Over the last few years, it’s become increasingly critical for businesses and services that require personal data to operate and deliver value to collect users’ opt-in choices and ensure they agree to their data being used.
The main trend, especially in Europe, has been toward collecting consent. To avoid consent fatigue, however, it’s important to try and restrict the number of requests, and only collect it when it’s specific to key business processes that really require it.
There’s a huge difference between presenting users with a consent banner the moment they arrive on a site and asking them after they’ve had a chance to explore. It’s important, too, to be transparent around why consent is being requested, and then respecting the user’s choices afterwards.
Indeed, getting it right, and making it clear just what a user is (or isn’t) consenting to, can go a long way to helping a company identify and focus on those users that are most important to their business.
Conclusion… asking the right questions
There’s a balance to be struck between data privacy and user experience.

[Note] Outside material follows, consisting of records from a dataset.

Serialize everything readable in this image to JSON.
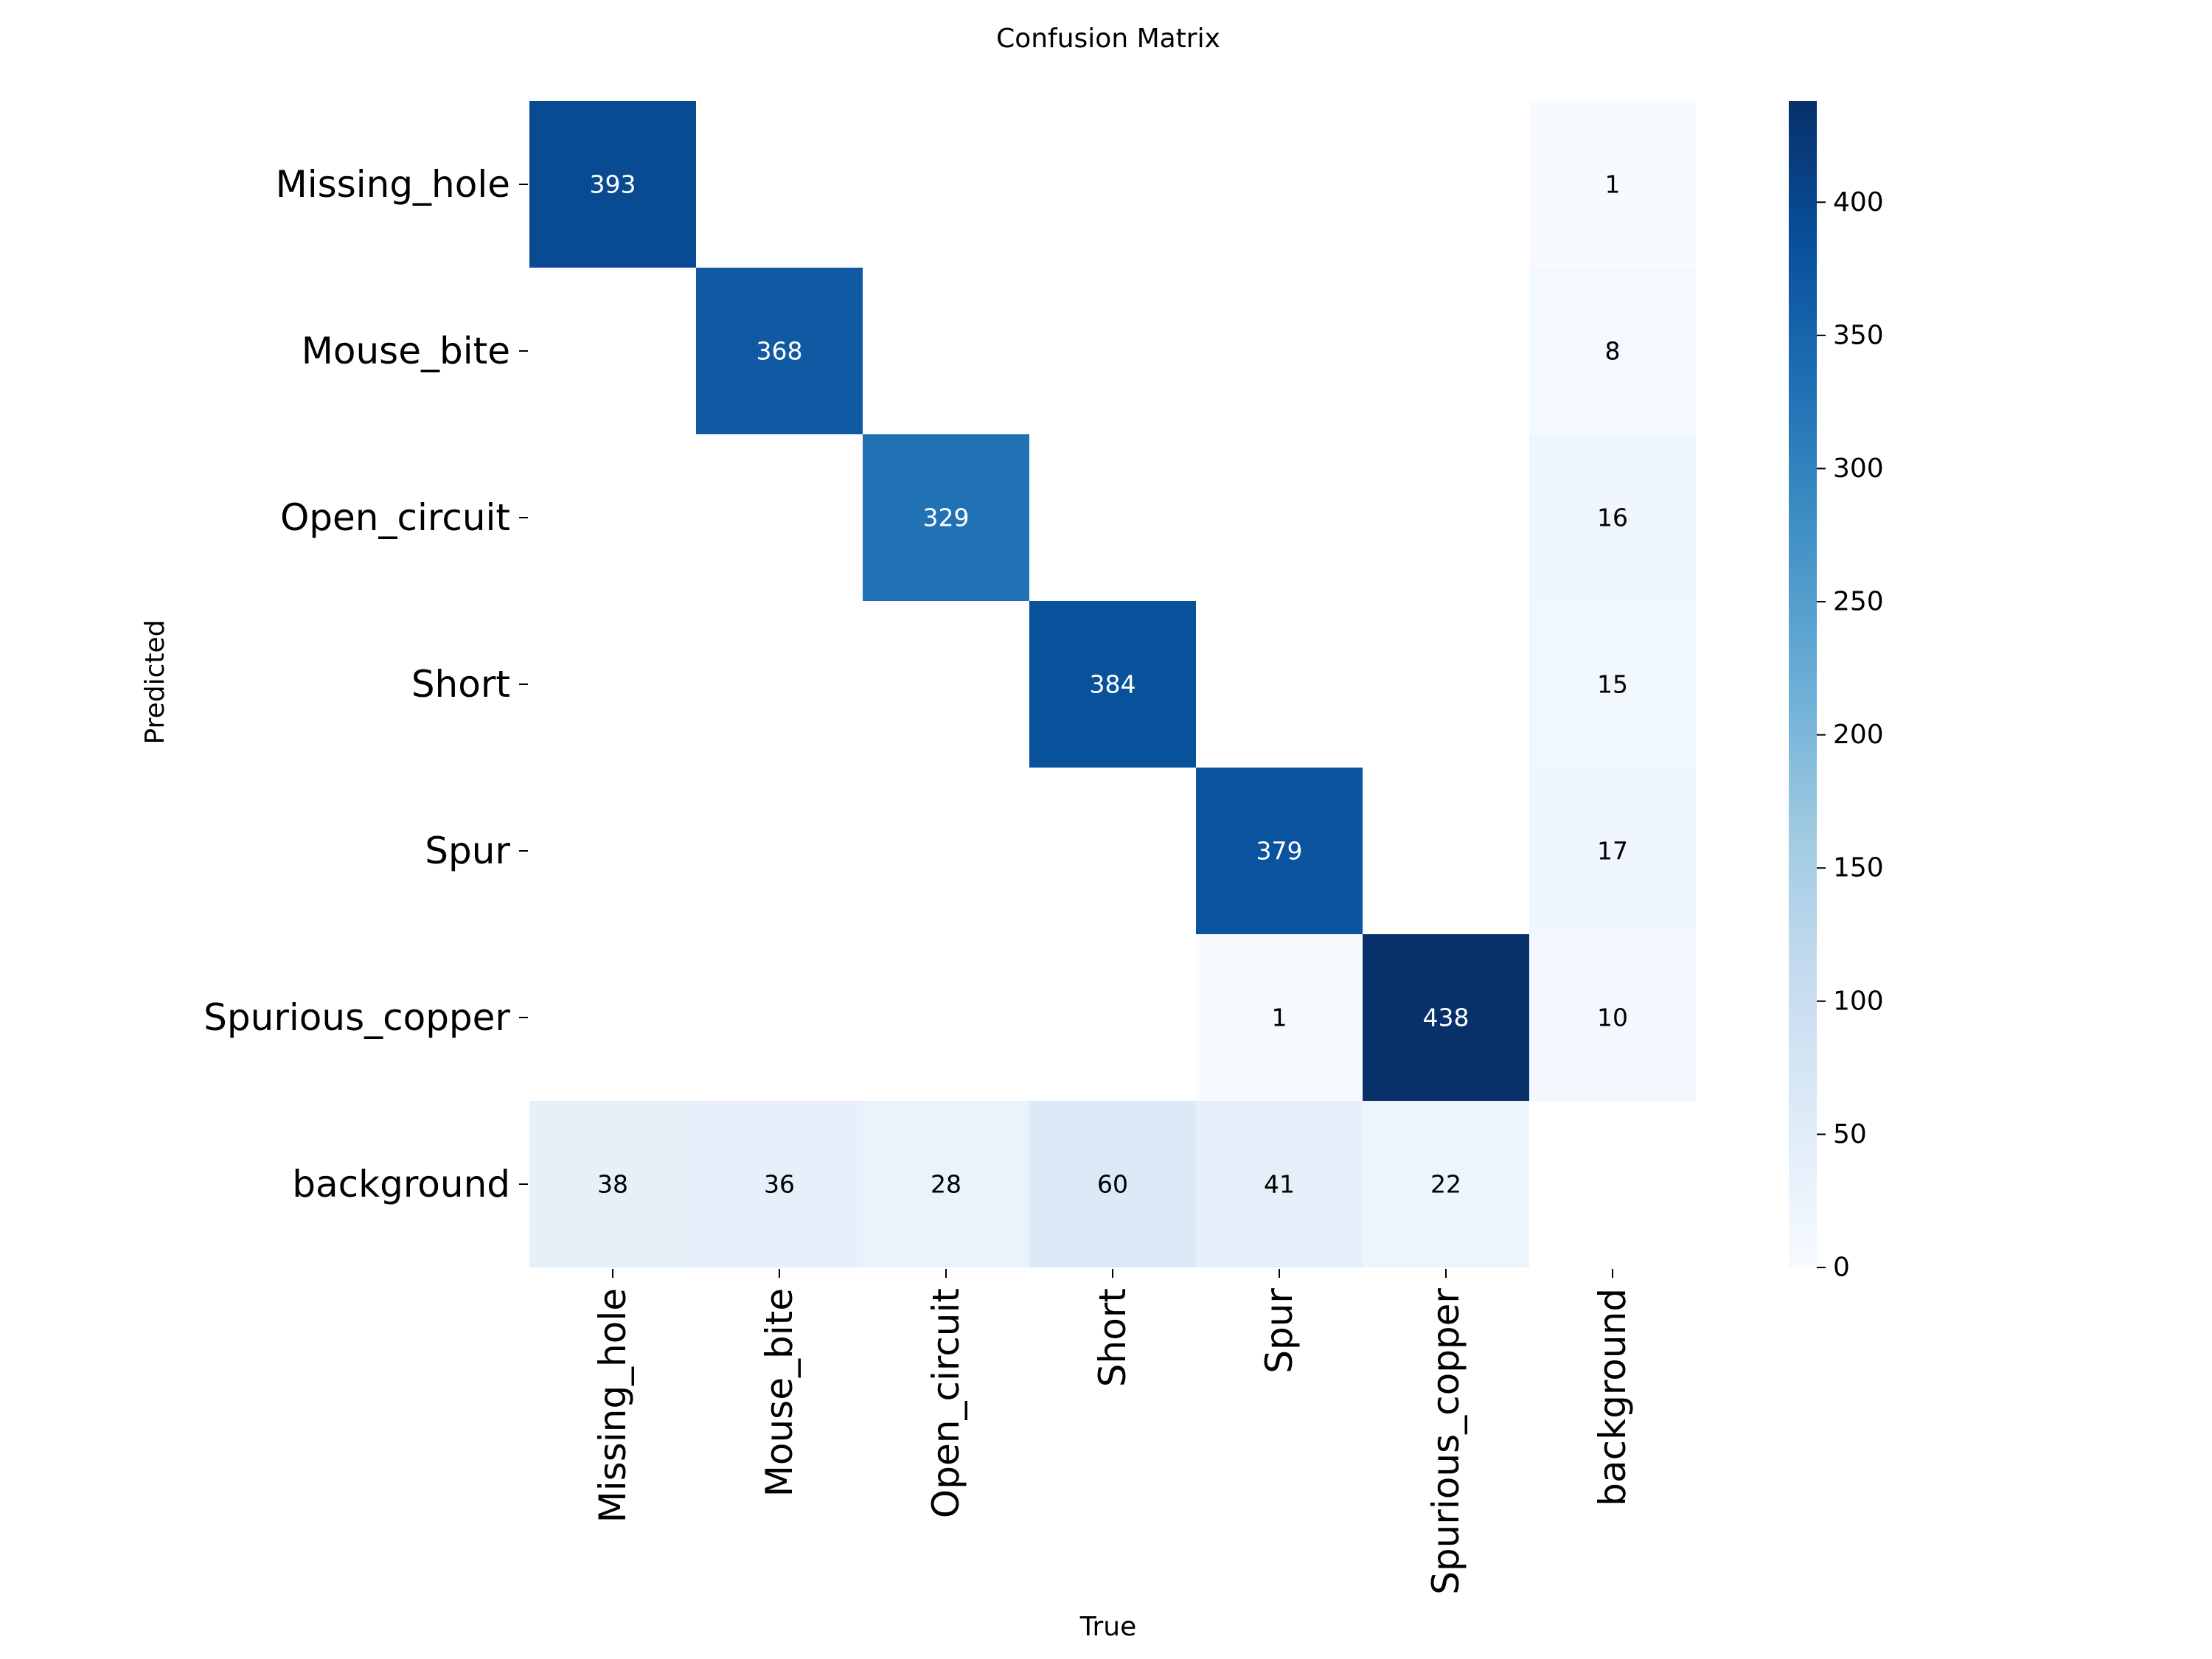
{
  "chart_data": {
    "type": "heatmap",
    "title": "Confusion Matrix",
    "xlabel": "True",
    "ylabel": "Predicted",
    "x_categories": [
      "Missing_hole",
      "Mouse_bite",
      "Open_circuit",
      "Short",
      "Spur",
      "Spurious_copper",
      "background"
    ],
    "y_categories": [
      "Missing_hole",
      "Mouse_bite",
      "Open_circuit",
      "Short",
      "Spur",
      "Spurious_copper",
      "background"
    ],
    "values": [
      [
        393,
        null,
        null,
        null,
        null,
        null,
        1
      ],
      [
        null,
        368,
        null,
        null,
        null,
        null,
        8
      ],
      [
        null,
        null,
        329,
        null,
        null,
        null,
        16
      ],
      [
        null,
        null,
        null,
        384,
        null,
        null,
        15
      ],
      [
        null,
        null,
        null,
        null,
        379,
        null,
        17
      ],
      [
        null,
        null,
        null,
        null,
        1,
        438,
        10
      ],
      [
        38,
        36,
        28,
        60,
        41,
        22,
        null
      ]
    ],
    "colormap": "Blues",
    "colorbar": {
      "range": [
        0,
        438
      ],
      "ticks": [
        0,
        50,
        100,
        150,
        200,
        250,
        300,
        350,
        400
      ]
    }
  }
}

But before looking into which technology and which tools to use to achieve this balance, there are two things that businesses should consider. The first is to take the time to look at the data they’re collecting, and ask what they really need and why they need it.
Then, once they’ve identified the data that will drive most value, they should focus on the right way to treat it. How will it be collected, processed, and stored? Should it be encrypted? And who should have access to it? What consent do we need, and how often should it be requested? By answering these questions, the tools and practical solutions should fall naturally into place.
Stuck between a regulatory need to protect data and a consumer desire for convenience, it’s essential that businesses continuously think about their data use, and of innovative ways to break the tension.
By giving consumers control over their data, with clear and easy-to-understand consent and preference management solutions, Didomi believes brands can turn data transparency and privacy into competitive business advantage. It’s this belief that led to us agreeing to be a founding sponsor of the Yes We Trust Summit.